1. McMurdo, Antarctica


    (Photo credit The Dry Valleys)

    McMurdo Station is the largest research center on Antarctica, and one of three US centers on the content (the others being Palmer and South Pole). McMurdo is south of New Zealand and has a summer population of 1100 scientists and support staff. While it’s technically a research center, it has many of the same facilities any town would. According to a blogger stationed there:

    For all its isolation there’s a large number of amenities and entertainment available: there’s a half-size basketball court, a gym, rockclimbing wall, two dingy bars, a coffee house, wireless internet (for the scientists), a cafeteria, and dorms.

    McMurdo is a “town” where the primary industry is science and the primary considerations for urban planning is the weather and scarcity of materials (though I doubt any conscious planning was ever done). It’s a bit like an arctic mining town, if instead of drilling for oil they were drilling ice cores for analysis (or something like that).
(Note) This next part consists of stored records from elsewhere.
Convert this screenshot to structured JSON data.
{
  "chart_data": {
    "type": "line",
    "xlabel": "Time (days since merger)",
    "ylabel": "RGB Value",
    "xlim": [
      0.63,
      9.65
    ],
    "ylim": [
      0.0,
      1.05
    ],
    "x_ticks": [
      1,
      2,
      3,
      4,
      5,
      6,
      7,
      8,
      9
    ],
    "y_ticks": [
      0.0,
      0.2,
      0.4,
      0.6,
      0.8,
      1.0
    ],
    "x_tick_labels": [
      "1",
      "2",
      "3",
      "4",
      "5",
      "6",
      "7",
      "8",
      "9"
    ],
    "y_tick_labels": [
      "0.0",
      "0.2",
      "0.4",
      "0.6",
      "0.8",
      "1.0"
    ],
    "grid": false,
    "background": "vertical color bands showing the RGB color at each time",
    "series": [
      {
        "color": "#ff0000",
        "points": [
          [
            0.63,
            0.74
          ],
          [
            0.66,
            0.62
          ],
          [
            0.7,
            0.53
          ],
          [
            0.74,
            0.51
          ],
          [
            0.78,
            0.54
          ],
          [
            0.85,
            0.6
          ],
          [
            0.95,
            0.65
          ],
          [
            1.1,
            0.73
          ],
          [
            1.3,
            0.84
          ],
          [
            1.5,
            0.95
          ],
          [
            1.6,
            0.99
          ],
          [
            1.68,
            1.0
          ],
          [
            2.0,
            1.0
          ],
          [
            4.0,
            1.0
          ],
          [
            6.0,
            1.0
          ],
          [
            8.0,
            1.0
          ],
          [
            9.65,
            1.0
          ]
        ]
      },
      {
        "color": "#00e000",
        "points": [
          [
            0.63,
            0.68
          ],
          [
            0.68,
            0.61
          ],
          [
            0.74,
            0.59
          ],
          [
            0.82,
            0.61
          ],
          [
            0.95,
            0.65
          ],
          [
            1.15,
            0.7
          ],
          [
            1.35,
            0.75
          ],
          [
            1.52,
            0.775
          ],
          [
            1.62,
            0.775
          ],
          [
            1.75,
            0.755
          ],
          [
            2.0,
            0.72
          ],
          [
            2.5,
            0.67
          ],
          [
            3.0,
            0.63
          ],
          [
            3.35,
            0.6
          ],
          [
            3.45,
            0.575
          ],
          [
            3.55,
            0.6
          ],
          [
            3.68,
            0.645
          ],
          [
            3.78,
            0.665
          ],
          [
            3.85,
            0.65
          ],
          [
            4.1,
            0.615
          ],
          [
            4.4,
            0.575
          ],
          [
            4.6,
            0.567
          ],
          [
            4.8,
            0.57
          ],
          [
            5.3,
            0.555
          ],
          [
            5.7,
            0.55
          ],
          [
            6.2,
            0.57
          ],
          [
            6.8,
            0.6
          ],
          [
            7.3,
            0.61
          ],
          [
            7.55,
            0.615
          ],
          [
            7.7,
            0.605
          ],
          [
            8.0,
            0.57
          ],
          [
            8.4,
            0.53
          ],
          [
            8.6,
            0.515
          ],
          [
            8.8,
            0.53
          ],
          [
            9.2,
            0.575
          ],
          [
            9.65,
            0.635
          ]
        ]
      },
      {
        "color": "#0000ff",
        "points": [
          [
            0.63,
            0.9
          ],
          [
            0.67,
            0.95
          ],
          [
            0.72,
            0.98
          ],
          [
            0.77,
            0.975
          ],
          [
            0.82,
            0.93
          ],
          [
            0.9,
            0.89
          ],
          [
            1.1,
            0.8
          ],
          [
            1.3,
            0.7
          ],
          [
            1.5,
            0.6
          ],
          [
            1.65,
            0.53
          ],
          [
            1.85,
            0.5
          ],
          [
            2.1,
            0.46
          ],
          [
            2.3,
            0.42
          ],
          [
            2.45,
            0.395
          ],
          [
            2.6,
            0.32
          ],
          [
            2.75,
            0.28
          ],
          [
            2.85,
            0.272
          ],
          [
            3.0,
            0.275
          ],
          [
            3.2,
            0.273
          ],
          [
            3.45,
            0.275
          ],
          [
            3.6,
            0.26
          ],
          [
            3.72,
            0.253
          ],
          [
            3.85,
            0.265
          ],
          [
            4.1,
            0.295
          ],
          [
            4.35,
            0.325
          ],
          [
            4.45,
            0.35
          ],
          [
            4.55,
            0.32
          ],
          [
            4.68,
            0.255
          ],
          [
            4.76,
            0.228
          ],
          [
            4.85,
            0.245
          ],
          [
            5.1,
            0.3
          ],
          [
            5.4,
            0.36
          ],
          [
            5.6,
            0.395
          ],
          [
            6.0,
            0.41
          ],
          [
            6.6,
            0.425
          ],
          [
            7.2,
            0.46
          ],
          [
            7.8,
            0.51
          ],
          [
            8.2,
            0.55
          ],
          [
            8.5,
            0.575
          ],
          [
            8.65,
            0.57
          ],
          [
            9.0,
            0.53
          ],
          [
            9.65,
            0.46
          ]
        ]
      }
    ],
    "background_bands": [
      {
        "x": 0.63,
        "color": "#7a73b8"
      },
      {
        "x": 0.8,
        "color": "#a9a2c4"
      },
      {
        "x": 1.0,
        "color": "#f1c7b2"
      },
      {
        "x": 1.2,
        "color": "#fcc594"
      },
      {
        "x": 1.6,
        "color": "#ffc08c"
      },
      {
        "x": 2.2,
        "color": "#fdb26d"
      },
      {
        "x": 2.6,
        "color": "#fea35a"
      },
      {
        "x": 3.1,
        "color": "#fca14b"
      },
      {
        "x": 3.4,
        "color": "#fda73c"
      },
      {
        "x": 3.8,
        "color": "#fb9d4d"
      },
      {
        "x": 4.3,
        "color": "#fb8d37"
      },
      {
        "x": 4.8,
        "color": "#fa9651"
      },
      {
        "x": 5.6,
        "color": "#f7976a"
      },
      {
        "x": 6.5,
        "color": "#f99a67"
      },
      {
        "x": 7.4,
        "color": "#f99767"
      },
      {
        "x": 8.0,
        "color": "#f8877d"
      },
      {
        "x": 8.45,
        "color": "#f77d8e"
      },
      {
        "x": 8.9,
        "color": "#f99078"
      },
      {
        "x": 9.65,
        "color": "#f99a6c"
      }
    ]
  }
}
    I think it would be fascinating to have a design competition where designers are given McMurdo as it is now and asked to rearrange or re-imagine the town. My guess is that McMurdo’s town plan was an evolution (“Put the dorms near the vehicle building, I guess”) instead of something based on a master plan. What would it be like if it was intentionally designed? What is the typology of an Antarctic “town”?